The National Railway Museum of Peru is located in Tacna, Peru.

The museum was built at the site of the old Tacna–Arica railway station, which connected the two cities. The museum features many preserved elements used during the second half of the nineteenth century before it was destroyed. The exhibition presents a history of the railway and its functions.

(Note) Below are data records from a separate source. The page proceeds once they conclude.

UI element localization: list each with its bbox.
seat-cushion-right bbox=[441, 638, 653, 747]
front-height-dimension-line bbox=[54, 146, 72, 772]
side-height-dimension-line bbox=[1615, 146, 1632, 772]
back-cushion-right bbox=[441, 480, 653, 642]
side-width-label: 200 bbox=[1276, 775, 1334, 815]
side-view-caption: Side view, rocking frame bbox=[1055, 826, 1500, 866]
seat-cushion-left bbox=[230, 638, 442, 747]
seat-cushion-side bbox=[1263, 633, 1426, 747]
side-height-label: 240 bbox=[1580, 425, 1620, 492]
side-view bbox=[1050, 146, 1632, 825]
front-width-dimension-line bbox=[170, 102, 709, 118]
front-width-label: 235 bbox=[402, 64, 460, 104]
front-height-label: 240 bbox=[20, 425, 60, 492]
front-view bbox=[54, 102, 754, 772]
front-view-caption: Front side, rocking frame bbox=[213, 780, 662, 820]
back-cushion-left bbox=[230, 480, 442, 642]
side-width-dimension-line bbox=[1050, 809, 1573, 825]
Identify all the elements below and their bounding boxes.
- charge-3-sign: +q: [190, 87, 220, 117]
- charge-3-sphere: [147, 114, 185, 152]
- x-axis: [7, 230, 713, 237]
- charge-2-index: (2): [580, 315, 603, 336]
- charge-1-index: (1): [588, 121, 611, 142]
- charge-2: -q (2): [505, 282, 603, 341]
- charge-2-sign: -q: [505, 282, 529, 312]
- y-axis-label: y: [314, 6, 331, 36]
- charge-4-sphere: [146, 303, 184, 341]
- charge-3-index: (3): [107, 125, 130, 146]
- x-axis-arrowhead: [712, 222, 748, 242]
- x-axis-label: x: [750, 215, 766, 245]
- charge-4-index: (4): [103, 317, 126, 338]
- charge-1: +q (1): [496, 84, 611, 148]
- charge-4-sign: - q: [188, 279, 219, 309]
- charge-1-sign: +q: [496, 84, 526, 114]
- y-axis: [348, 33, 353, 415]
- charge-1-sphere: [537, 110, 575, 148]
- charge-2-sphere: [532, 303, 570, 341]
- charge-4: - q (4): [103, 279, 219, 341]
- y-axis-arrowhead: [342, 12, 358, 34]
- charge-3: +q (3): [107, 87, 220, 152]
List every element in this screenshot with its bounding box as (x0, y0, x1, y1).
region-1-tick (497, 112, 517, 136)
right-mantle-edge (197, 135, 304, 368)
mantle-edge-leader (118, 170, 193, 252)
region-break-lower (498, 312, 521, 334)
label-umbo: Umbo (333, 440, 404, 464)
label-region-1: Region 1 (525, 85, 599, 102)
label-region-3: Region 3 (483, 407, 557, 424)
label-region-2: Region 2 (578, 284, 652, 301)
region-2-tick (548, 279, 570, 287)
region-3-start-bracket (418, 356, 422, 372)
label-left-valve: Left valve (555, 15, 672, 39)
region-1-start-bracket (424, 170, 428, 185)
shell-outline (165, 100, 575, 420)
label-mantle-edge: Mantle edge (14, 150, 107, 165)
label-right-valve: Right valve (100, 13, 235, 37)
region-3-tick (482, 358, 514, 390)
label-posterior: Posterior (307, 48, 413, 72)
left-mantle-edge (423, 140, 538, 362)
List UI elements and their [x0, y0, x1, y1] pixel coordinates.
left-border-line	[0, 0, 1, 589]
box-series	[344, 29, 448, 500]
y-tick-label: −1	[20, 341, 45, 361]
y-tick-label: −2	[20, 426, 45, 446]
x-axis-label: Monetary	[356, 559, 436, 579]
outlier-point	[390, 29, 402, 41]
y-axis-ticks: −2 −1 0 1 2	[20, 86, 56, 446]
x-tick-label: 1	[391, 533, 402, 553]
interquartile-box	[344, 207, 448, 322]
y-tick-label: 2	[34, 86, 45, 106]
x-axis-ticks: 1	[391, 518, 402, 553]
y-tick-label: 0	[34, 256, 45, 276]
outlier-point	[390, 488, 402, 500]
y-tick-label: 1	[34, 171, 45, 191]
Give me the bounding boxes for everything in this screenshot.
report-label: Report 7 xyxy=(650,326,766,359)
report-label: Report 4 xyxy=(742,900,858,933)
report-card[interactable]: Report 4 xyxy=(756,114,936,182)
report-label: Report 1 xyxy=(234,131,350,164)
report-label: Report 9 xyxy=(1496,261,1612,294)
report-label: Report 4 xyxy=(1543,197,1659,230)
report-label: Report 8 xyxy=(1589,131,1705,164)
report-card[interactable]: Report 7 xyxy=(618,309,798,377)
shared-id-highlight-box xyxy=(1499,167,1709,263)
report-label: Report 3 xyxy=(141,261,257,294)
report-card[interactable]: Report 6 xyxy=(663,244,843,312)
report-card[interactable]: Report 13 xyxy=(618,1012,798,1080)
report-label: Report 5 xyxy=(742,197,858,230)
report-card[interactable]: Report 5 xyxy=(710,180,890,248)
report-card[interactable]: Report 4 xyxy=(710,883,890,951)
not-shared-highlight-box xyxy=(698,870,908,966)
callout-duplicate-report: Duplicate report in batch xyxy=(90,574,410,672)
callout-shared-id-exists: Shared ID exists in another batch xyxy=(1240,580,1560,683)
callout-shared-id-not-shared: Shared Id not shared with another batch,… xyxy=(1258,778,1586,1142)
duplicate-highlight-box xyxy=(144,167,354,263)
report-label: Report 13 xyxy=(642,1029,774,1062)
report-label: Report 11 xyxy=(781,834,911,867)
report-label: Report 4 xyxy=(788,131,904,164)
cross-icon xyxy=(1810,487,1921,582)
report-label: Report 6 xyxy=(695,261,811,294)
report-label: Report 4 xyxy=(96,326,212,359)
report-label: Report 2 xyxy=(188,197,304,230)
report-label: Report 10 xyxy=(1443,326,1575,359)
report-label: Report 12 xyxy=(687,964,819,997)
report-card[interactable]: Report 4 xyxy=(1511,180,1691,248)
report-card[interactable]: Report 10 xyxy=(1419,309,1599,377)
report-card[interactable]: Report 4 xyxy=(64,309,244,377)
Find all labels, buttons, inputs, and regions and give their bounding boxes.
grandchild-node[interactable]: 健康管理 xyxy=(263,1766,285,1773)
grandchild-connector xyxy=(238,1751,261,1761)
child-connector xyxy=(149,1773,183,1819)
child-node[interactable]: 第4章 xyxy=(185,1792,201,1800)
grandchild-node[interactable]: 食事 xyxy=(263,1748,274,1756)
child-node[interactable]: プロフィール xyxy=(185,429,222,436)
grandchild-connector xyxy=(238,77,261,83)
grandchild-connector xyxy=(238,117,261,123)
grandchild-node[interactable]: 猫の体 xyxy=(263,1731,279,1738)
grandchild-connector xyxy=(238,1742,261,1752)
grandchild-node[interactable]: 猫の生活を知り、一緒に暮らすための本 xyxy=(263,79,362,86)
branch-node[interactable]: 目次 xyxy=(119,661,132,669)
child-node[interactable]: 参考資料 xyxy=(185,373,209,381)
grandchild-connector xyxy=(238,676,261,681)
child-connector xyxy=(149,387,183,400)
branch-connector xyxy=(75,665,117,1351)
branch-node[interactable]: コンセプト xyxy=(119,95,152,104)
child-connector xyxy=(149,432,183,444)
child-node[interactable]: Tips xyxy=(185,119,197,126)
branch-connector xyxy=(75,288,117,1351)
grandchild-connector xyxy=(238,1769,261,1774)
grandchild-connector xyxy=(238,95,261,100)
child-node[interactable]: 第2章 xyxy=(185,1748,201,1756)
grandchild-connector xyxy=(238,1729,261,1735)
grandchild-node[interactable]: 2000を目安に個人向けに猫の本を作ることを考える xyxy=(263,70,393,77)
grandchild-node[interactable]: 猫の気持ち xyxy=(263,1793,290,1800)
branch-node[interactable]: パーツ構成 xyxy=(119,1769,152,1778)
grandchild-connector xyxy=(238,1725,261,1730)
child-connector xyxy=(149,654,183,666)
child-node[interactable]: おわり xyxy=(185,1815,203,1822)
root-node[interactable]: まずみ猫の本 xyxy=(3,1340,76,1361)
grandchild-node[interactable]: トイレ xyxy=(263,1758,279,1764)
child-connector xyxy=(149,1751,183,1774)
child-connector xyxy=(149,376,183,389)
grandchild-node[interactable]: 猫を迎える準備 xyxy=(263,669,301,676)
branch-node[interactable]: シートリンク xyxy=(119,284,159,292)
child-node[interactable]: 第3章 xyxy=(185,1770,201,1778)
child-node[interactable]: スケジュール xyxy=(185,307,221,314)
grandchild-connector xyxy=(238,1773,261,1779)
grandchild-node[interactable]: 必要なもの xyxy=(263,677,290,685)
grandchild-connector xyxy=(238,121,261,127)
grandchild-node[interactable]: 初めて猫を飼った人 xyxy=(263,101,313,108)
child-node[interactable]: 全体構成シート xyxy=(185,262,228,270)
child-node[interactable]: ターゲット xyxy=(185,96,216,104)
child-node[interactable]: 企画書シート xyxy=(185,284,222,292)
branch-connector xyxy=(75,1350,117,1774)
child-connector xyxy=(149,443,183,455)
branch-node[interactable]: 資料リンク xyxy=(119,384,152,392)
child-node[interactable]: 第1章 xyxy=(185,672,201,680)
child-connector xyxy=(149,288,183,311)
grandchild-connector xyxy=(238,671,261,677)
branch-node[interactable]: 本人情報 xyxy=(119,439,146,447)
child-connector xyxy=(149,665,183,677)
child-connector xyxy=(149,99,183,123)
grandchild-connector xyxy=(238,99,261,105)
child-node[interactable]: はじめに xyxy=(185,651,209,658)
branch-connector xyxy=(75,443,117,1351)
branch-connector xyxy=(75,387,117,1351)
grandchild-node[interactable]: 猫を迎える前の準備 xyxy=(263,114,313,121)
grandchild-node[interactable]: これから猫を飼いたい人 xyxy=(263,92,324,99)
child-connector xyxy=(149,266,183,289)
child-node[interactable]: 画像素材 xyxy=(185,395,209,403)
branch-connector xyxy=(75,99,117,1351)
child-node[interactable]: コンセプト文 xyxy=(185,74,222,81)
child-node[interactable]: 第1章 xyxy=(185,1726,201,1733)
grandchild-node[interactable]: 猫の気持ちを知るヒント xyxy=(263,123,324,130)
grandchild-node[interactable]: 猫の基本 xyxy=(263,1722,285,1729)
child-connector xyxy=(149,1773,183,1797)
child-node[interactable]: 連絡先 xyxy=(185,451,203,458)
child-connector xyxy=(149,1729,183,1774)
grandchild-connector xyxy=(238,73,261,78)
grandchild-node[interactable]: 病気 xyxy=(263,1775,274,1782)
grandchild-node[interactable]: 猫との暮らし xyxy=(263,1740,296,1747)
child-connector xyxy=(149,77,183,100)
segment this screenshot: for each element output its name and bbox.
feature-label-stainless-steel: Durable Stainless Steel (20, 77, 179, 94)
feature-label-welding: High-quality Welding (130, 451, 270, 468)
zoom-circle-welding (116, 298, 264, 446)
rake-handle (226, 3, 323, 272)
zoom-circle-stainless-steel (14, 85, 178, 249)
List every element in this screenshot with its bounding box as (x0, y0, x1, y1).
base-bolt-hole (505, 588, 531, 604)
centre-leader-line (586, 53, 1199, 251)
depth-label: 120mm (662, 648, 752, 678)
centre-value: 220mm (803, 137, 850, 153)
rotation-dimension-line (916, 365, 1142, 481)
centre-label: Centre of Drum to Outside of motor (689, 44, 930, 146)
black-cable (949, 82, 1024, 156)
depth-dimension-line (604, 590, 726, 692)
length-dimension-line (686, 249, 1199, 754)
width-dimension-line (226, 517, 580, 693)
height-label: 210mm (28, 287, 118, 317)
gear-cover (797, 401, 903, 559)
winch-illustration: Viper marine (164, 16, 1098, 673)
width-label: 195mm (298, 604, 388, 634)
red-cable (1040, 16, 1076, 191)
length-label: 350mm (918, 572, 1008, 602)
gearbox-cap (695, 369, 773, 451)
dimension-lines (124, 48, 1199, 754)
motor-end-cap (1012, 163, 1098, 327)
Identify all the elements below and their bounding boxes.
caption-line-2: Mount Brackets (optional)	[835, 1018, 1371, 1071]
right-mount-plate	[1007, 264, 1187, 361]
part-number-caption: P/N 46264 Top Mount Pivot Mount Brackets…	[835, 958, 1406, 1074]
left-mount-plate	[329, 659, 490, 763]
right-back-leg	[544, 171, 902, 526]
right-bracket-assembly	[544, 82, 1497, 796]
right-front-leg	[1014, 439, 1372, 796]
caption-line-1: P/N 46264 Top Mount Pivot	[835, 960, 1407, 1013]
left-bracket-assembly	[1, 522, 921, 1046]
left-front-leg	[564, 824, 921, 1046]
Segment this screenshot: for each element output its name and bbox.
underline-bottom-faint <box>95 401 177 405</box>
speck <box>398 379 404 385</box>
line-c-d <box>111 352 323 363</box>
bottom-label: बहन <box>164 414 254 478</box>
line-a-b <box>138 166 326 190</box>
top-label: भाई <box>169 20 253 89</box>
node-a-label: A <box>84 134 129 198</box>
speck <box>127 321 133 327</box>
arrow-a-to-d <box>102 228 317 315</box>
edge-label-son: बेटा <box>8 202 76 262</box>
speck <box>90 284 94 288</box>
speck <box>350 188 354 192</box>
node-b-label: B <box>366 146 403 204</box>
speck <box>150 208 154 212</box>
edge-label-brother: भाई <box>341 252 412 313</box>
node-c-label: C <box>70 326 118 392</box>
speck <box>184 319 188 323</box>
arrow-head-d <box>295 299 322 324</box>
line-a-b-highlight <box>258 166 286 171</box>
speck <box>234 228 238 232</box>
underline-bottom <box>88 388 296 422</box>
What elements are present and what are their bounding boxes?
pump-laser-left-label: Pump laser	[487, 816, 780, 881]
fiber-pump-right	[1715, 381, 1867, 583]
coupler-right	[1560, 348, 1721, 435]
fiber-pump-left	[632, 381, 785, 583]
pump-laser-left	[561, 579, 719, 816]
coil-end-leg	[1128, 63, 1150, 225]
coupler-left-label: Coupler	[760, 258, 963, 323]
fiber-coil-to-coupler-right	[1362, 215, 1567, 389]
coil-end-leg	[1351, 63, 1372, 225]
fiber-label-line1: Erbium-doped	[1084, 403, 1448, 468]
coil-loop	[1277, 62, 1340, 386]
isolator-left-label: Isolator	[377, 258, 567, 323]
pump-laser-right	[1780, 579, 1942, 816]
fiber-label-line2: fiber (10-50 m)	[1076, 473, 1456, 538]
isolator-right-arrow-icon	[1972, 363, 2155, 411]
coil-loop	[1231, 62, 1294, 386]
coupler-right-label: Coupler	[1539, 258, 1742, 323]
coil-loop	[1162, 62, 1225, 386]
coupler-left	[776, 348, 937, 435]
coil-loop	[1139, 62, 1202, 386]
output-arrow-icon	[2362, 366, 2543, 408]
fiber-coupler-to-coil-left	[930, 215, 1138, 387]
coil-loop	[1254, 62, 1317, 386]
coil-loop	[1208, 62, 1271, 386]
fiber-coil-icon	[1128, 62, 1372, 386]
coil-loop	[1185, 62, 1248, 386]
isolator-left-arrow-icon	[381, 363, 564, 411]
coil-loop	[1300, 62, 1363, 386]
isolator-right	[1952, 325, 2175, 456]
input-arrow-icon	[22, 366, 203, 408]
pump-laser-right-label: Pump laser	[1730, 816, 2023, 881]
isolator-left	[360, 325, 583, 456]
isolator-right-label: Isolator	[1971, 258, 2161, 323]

The Museum is located at the Tacna-Arica Railway Station, at Av. Gregorio Albarracín 402, at the intersection with Av. 2 de Mayo, Tacna. The train service began in 1856 and the station was built in 1855 according to a design by Walter Evans. It was declared a Historic Monument in 1980. The arch with bell tower is very characteristic. The old station is still largely preserved in its original state with many elements from the second half of the 19th century, when it was built. The exhibition gives the visitor an insight into the historical course of the railway.

The Tacna-Arica Railway closed in 2012, but as of June 2014, there were plans to reopen it.

Since 27 May 2016, a railbus has again been running on the Tacna-Arica Railway. However, the museum has been under reconstruction since 2018. A sign informed: "Due to reconstruction, the entrance to the museum is closed until further notice. The administration." The current status is not known.

== Collection ==
The museum has 3 rooms: Historical Documentation, Peru and Tacna-Arica. In addition, the museum's collection includes documents, photographs, parts and locomotives of the Tacna-Arica Railway. On the tracks and in the locomotive sheds there are four steam locomotives from Baldwin and Alco, as well as three wooden passenger cars, bogies, railcars and freight cars.